Acne Myth No. 1: Diet Does Not Affect Acne
The original belief that diet does affect acne has actually turned out to be correct. The foods you should avoid for a healthy body also need to be avoided for healthy skin. This means keeping refined sugar, trans-fats and other inflammation-causing foods to a minimum.
For many years, food was blamed on causing acne. Chocolate and French fries, a teen diet staple, were considered main offenders. Then, for many years the reigning acne theory was that diet does not affect acne. Acne sufferers rejoiced. However, while research shows that cocoa, the main ingredient in chocolate, does not cause acne, the refined sugar, and milk in the chocolate might trigger breakouts. Trans fats often used in French fries and other fast foods increase inflammation in the body. Acne is actually a disease of inflammation, so consuming foods that cause inflammation will make it worse.

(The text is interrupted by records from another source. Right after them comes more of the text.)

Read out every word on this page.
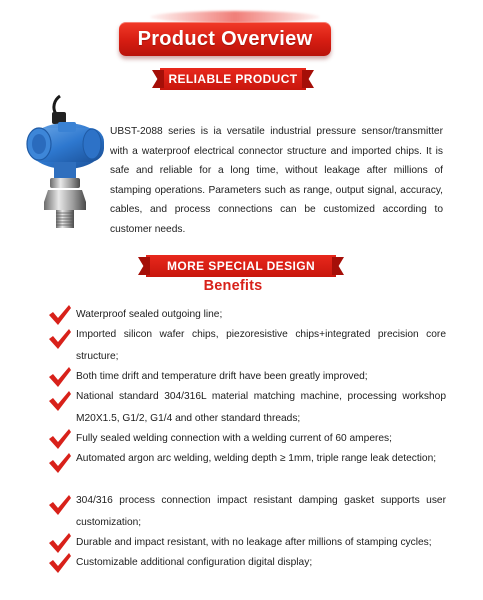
Product Overview
RELIABLE PRODUCT
UBST-2088 series is ia versatile industrial pressure sensor/transmitter with a waterproof electrical connector structure and imported chips. It is safe and reliable for a long time, without leakage after millions of stamping operations. Parameters such as range, output signal, accuracy, cables, and process connections can be customized according to customer needs.
MORE SPECIAL DESIGN
Benefits
Waterproof sealed outgoing line;
Imported silicon wafer chips, piezoresistive chips+integrated precision core structure;
Both time drift and temperature drift have been greatly improved;
National standard 304/316L material matching machine, processing workshop M20X1.5, G1/2, G1/4 and other standard threads;
Fully sealed welding connection with a welding current of 60 amperes;
Automated argon arc welding, welding depth ≥ 1mm, triple range leak detection;
304/316 process connection impact resistant damping gasket supports user customization;
Durable and impact resistant, with no leakage after millions of stamping cycles;
Customizable additional configuration digital display;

Acne Myth No. 2: Acne is Caused by Dirty Skin
If acne was simply due to being dirty, then just cleansing the skin would eradicate this complex disorder. There is no question that bacteria are a big component of acne, but this goes beyond the skin’s surface.
Acne Myth No. 3: Sun Exposure Helps Acne
While sun exposure does promote production of Vitamin D and boost moods, excess UV exposure is not a solution for any skin condition. Dermatologists used to condone this myth and prescribed sitting under a sun lamp as part of an acne treatment protocol.
It is true that sun exposure dries out the skin, which seems to help breakouts, but it also triggers rebound oil production and inflammation, which can cause more breakouts as well as sun damage and potentially, skin cancer.
Acne Myth No. 4: Sunscreen Causes Acne
There is much debate over whether chemical sunscreens or physical sunscreens cause more breakouts. Synthetically-sourced sunscreens are believed to cause irritation, so all skin types would be wise to avoid them. Ignore sources that indicate physical sunscreens like zinc and titanium dioxide sit on the skin surface, blocking sweat, which can lead to breakouts. On the contrary, zinc helps heal breakouts and titanium dioxide, a natural antiseptic, helps control bacteria.
Acne Myth No. 5: Acne is Just Something That Teens Experience
Acne is not exclusive to teenagers nor is it simply outgrown. While adolescents are the group primarily affected by acne, up to 85 percent of people will experience acne during their lifetime. Many who hold this false belief disregard the impact acne can have and treat acne as a hopeless cause and fail to seek out help. Immediate and consistent care can control acne and prevent potential lifelong scarring and self-esteem issues.
Acne Myth No. 6: Makeup Causes Acne
Makeup that contains mineral oil and other pore clogging ingredients can trigger acne. But, not all makeup causes acne. More often, failure to remove even noncomedogenic makeup at the end of the day hinders skin’s ability to “breathe” and is a main offender. Also, applying it with dirty hands, sponges and makeup brushes adds bacteria to this inflammatory disease.